RE: real vs. synthetic width glyphs

> From: Florian Rivoal [mailto:florian@rivoal.net]
> Sent: Wednesday, July 10, 2013 3:52 AM
> To: www-style@w3.org
> Subject: Re: real vs. synthetic width glyphs
> 
> On Tue, 09 Jul 2013 20:09:25 +0200, Sylvain Galineau <galineau@adobe.com>
> wrote:
> 
> > By 'if using 1/n glyphs is not optimal' do you mean 'if *the author*
> > does not want to use the 1/n glyphs provided by the font'? If so then
> > yes, it's absolutely fine for them to be able to override the default
> > behavior.
> > It's
> > also fine for UAs to do something interesting when no such glyphs are
> > present in the specified font. I do not think any of this is really
> > the issue though.
> >
> > The argument is about *requiring* interoperable behavior when the font
> > does provides 1/n glyphs. My understanding of the resolution is that
> > it does not actually do so.
> 
> My understanding of the resolution is the same as yours. As requiring the use of special
> glyphs when they are all available leaves the door open for Koji's
> #12 use case, I think the only question left is Elika's "MI" use case.

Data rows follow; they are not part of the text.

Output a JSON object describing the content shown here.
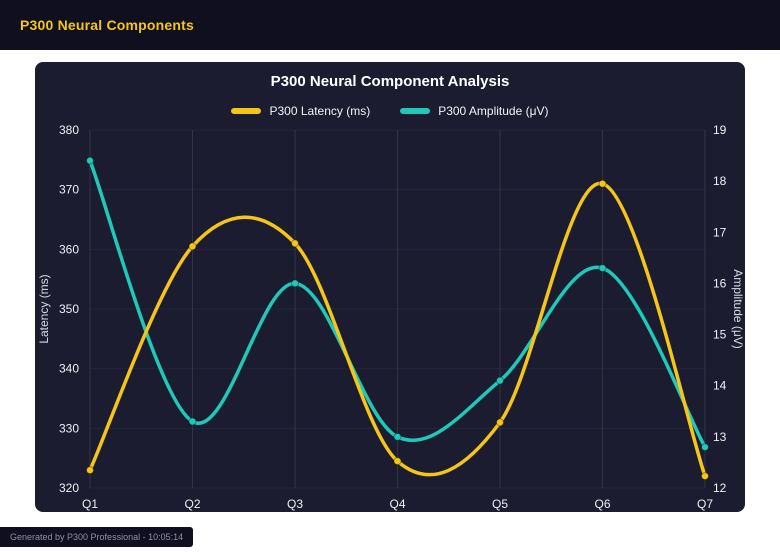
{
  "page": {
    "header_title": "P300 Neural Components",
    "footer_text": "Generated by P300 Professional - 10:05:14"
  },
  "colors": {
    "page_bg": "#ffffff",
    "header_bg": "#0f0f1f",
    "card_bg": "#1c1c31",
    "accent_yellow": "#f5c518",
    "accent_teal": "#1fc8b8",
    "text_light": "#eef0f4"
  },
  "chart_data": {
    "type": "line",
    "title": "P300 Neural Component Analysis",
    "categories": [
      "Q1",
      "Q2",
      "Q3",
      "Q4",
      "Q5",
      "Q6",
      "Q7"
    ],
    "series": [
      {
        "name": "P300 Latency (ms)",
        "axis": "left",
        "color": "#f5c518",
        "values": [
          323,
          360.5,
          361,
          324.5,
          331,
          371,
          322
        ]
      },
      {
        "name": "P300 Amplitude (μV)",
        "axis": "right",
        "color": "#1fc8b8",
        "values": [
          18.4,
          13.3,
          16.0,
          13.0,
          14.1,
          16.3,
          12.8
        ]
      }
    ],
    "left_axis": {
      "label": "Latency (ms)",
      "min": 320,
      "max": 380,
      "ticks": [
        320,
        330,
        340,
        350,
        360,
        370,
        380
      ]
    },
    "right_axis": {
      "label": "Amplitude (μV)",
      "min": 12,
      "max": 19,
      "ticks": [
        12,
        13,
        14,
        15,
        16,
        17,
        18,
        19
      ]
    },
    "grid": "vertical",
    "legend_position": "top",
    "line_style": "smooth"
  }
}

Ah, sorry I missed this one before replying; so I guess the answer is both Florian and Sylvain are fine not to require use of 1/n width glyphs if not all grapheme clusters have the 1/n width glyphs, so meaning this type of tweaks are totally fine to be allowed.

Elika's "MI" use case is actually much more common than mine; see the example figure 7 of the spec[1]. You'll find "10" and "27" are wider than other Kanji characters, that is, the picture is using normal proportional glyphs rather than hwid.

With some fonts, using proportional glyphs without scaling will be too wide, and may interude underlines or ruby. I agree with John, Slyvain, Florian, and Alan that hwid is better than scaling in such cases, but some fonts are perfectly fine to use normal proportional glyphs.

So the question really is, do we want to set minimum quality, or do we want to prevent some UAs doing better by additional tweaks, or both?